Your discussion is very much in line with my recent writings about mindfulness meditation. In “Looping Effects and the Cognitive Science of Meditation” (available here: https://evanthompsondotme.files.wordpress.com/2017/11/looping-effects-and-the-cognitive-science-of-mindfulness-meditation.pdf ) and in my forthcoming book (Why I Am Not a Buddhist), I argue that mindfulness meditation isn’t a kind of private introspection of a private mental theatre, and that meditative introspection isn’t the inner perception of an independent and preexistent, private mental realm. Rather, mindfulness meditation is the metacognition and internalized social cognition of socially constituted experience. My reasons are basically the same ones you give for what you call an “externalist” perspective on the mind. In my view, focusing on moment-to-moment sensate experience in the way modern vipassana meditation does runs the risk of distorting and breaking down experience in unhelpful ways.
One quibble: one can maintain that consciousness is a constitutive feature of the mental – that it’s a proper aspect of the mind – without holding that it’s the only constitutive feature or aspect, or that first-person access is the only way to know mental contents.

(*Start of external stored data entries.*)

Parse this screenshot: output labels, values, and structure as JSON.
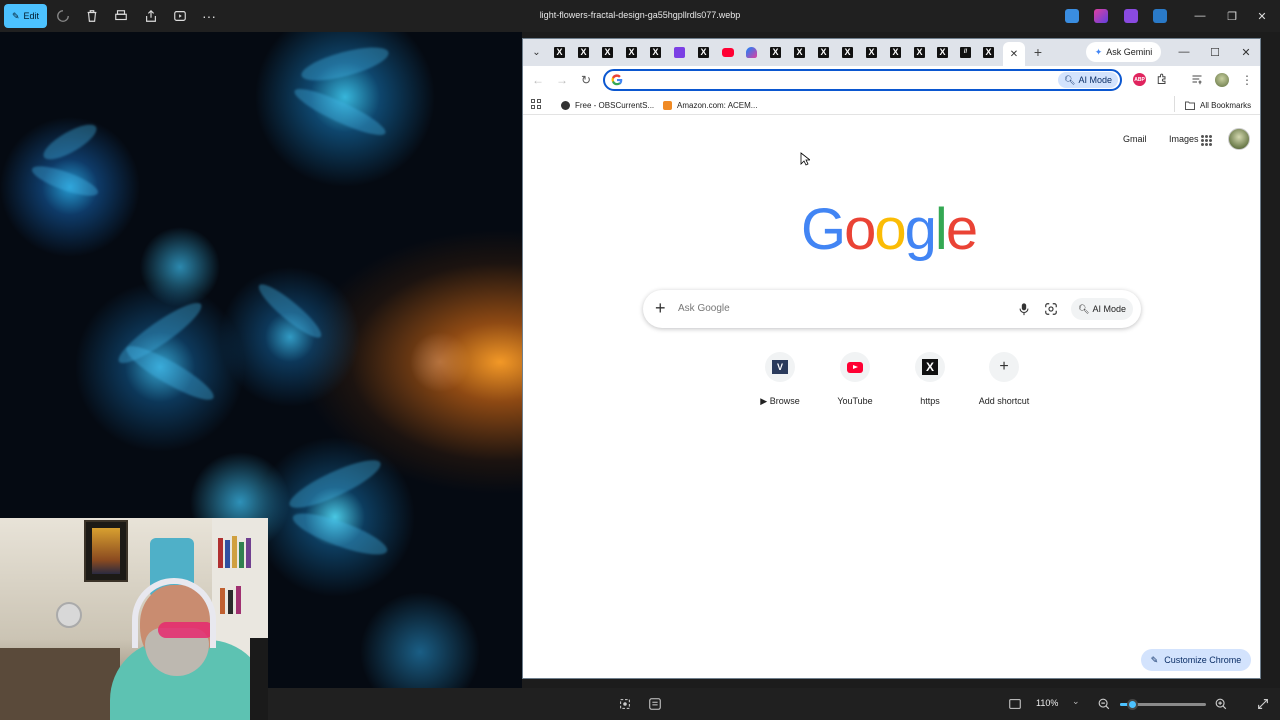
{
  "viewer": {
    "edit_label": "Edit",
    "file_title": "light-flowers-fractal-design-ga55hgpllrdls077.webp",
    "zoom_level": "110%",
    "zoom_fraction": 0.14
  },
  "chrome": {
    "ask_gemini": "Ask Gemini",
    "omnibox_ai_mode": "AI Mode",
    "omnibox_value": "",
    "bookmarks": [
      {
        "label": "Free - OBSCurrentS..."
      },
      {
        "label": "Amazon.com: ACEM..."
      }
    ],
    "all_bookmarks": "All Bookmarks",
    "ntp": {
      "gmail": "Gmail",
      "images": "Images",
      "search_placeholder": "Ask Google",
      "ai_mode": "AI Mode",
      "shortcuts": [
        {
          "label": "Browse",
          "icon": "vox-logo"
        },
        {
          "label": "YouTube",
          "icon": "youtube-icon"
        },
        {
          "label": "https",
          "icon": "x-logo"
        },
        {
          "label": "Add shortcut",
          "icon": "plus-icon"
        }
      ],
      "customize": "Customize Chrome"
    }
  },
  "colors": {
    "accent_blue": "#4cc2ff",
    "chrome_omnibox_border": "#0b57d0",
    "ai_mode_chip": "#d3e3fd",
    "google_blue": "#4285f4",
    "google_red": "#ea4335",
    "google_yellow": "#fbbc05",
    "google_green": "#34a853"
  }
}
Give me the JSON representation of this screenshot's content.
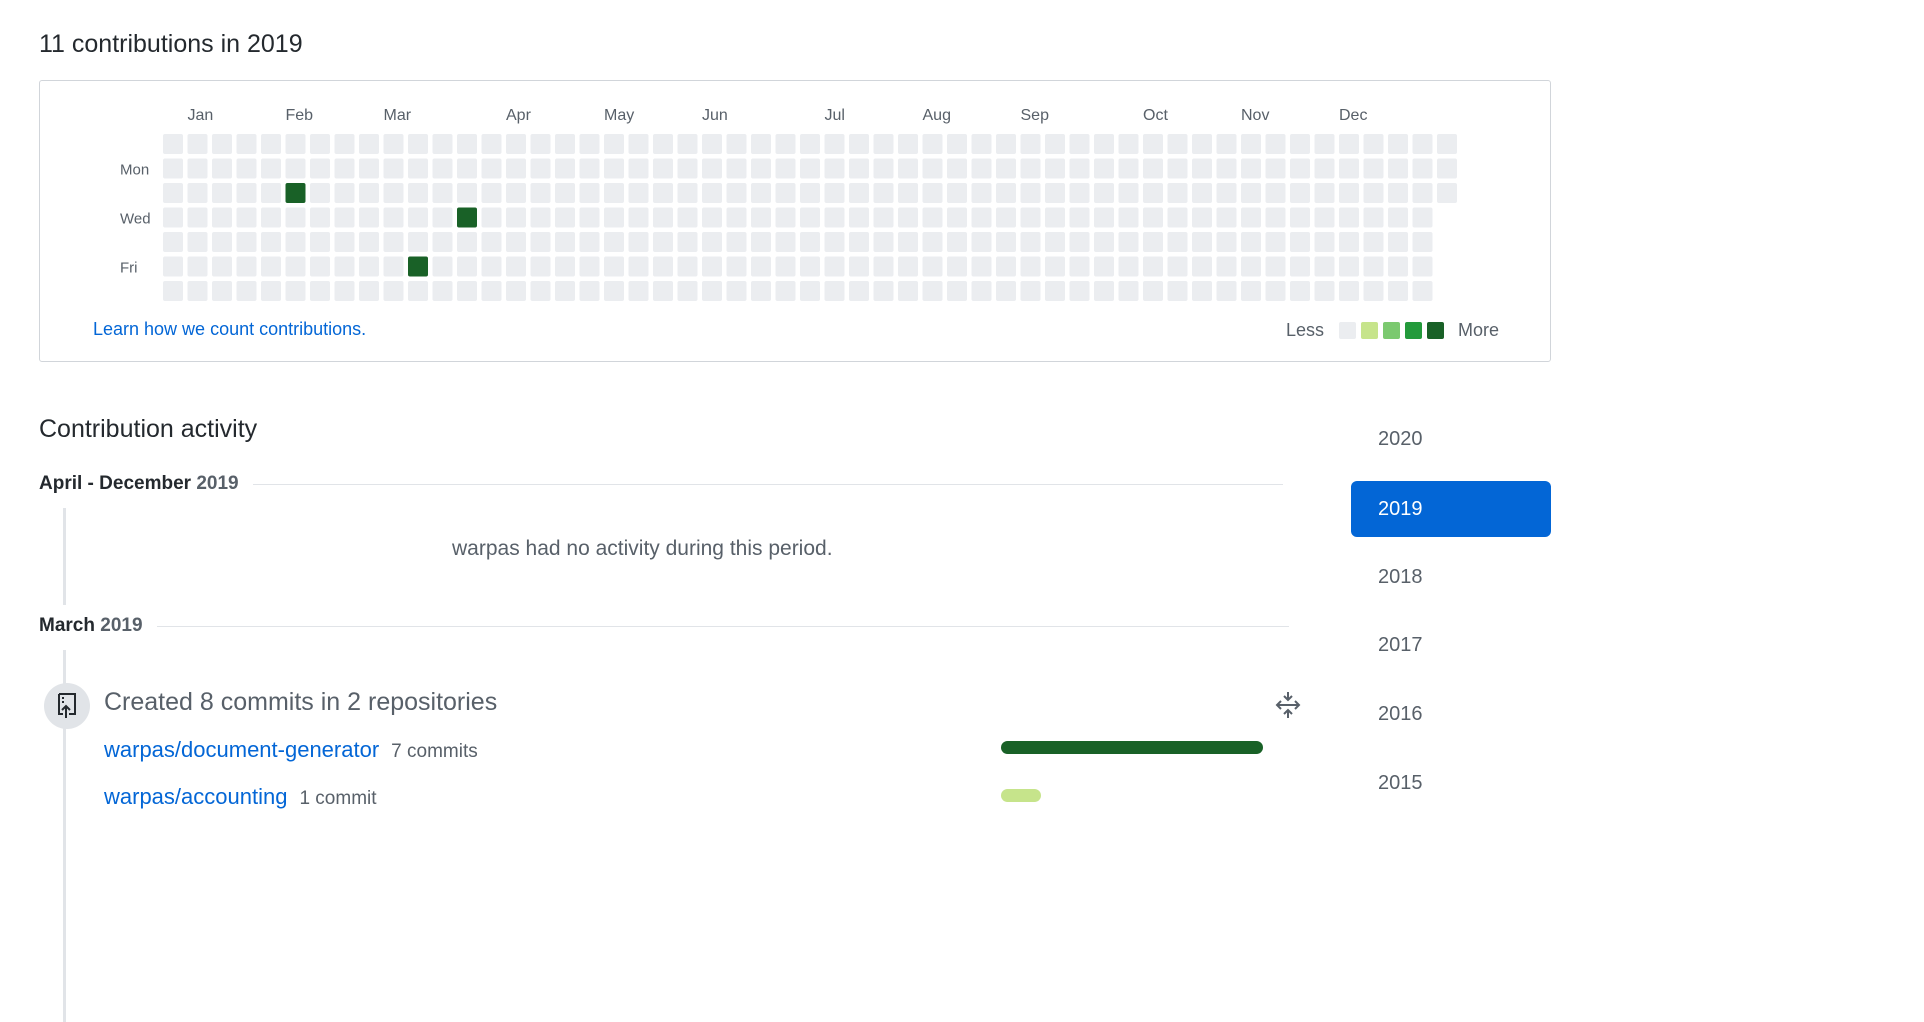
{
  "contributions": {
    "heading": "11 contributions in 2019",
    "months": [
      "Jan",
      "Feb",
      "Mar",
      "Apr",
      "May",
      "Jun",
      "Jul",
      "Aug",
      "Sep",
      "Oct",
      "Nov",
      "Dec"
    ],
    "month_week_index": [
      1,
      5,
      9,
      14,
      18,
      22,
      27,
      31,
      35,
      40,
      44,
      48
    ],
    "day_labels": [
      {
        "label": "Mon",
        "row": 1
      },
      {
        "label": "Wed",
        "row": 3
      },
      {
        "label": "Fri",
        "row": 5
      }
    ],
    "weeks": 53,
    "first_week_start_row": 0,
    "last_week_rows": 3,
    "active_cells": [
      {
        "week": 5,
        "row": 2,
        "level": 4
      },
      {
        "week": 10,
        "row": 5,
        "level": 4
      },
      {
        "week": 12,
        "row": 3,
        "level": 4
      }
    ],
    "learn_link": "Learn how we count contributions.",
    "legend": {
      "less": "Less",
      "more": "More",
      "colors": [
        "#ebedf0",
        "#c6e48b",
        "#7bc96f",
        "#239a3b",
        "#196127"
      ]
    }
  },
  "activity": {
    "heading": "Contribution activity",
    "periods": [
      {
        "label": "April - December",
        "year": "2019",
        "empty_text": "warpas had no activity during this period."
      },
      {
        "label": "March",
        "year": "2019"
      }
    ],
    "commits": {
      "summary": "Created 8 commits in 2 repositories",
      "repos": [
        {
          "name": "warpas/document-generator",
          "count": "7 commits",
          "value": 7,
          "color": "#196127"
        },
        {
          "name": "warpas/accounting",
          "count": "1 commit",
          "value": 1,
          "color": "#c6e48b"
        }
      ]
    }
  },
  "years": {
    "items": [
      "2020",
      "2019",
      "2018",
      "2017",
      "2016",
      "2015"
    ],
    "selected": "2019"
  },
  "colors": {
    "link": "#0366d6",
    "selected_bg": "#0366d6",
    "empty_cell": "#ebedf0"
  }
}
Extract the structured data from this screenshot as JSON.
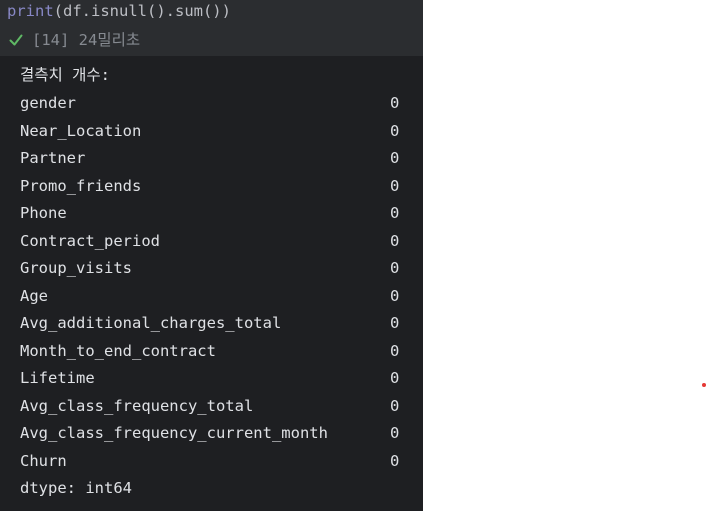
{
  "code": {
    "fn": "print",
    "args": "(df.isnull().sum())"
  },
  "status": {
    "icon": "check-icon",
    "text": "[14] 24밀리초",
    "check_color": "#5fb865"
  },
  "output": {
    "header": "결측치 개수:",
    "rows": [
      {
        "name": "gender",
        "value": "0"
      },
      {
        "name": "Near_Location",
        "value": "0"
      },
      {
        "name": "Partner",
        "value": "0"
      },
      {
        "name": "Promo_friends",
        "value": "0"
      },
      {
        "name": "Phone",
        "value": "0"
      },
      {
        "name": "Contract_period",
        "value": "0"
      },
      {
        "name": "Group_visits",
        "value": "0"
      },
      {
        "name": "Age",
        "value": "0"
      },
      {
        "name": "Avg_additional_charges_total",
        "value": "0"
      },
      {
        "name": "Month_to_end_contract",
        "value": "0"
      },
      {
        "name": "Lifetime",
        "value": "0"
      },
      {
        "name": "Avg_class_frequency_total",
        "value": "0"
      },
      {
        "name": "Avg_class_frequency_current_month",
        "value": "0"
      },
      {
        "name": "Churn",
        "value": "0"
      }
    ],
    "dtype": "dtype: int64"
  },
  "colors": {
    "panel_bg": "#1e1f22",
    "cell_bg": "#2b2d30",
    "text": "#dfe1e5",
    "dot": "#e53935"
  }
}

In other words, one can hold that consciousness is essential to the mind, that first-person access is indispensable epistemologically and methodologically, and hence that phenomenology is a necessary part of any adequate understanding of the mind, without holding that this phenomenological perspective is exclusive or exhaustive. On the contrary, it’s important to integrate phenomenology and cognitive science, so that they can mutually illuminate each other. This is the approach we took to bringing Buddhist psychology into exchange with cognitive science in The Embodied Mind: Cognitive Science and Human Experience, which I co-authored with Francisco Varela and Eleanor Rosch. I also talk about this further in my new book.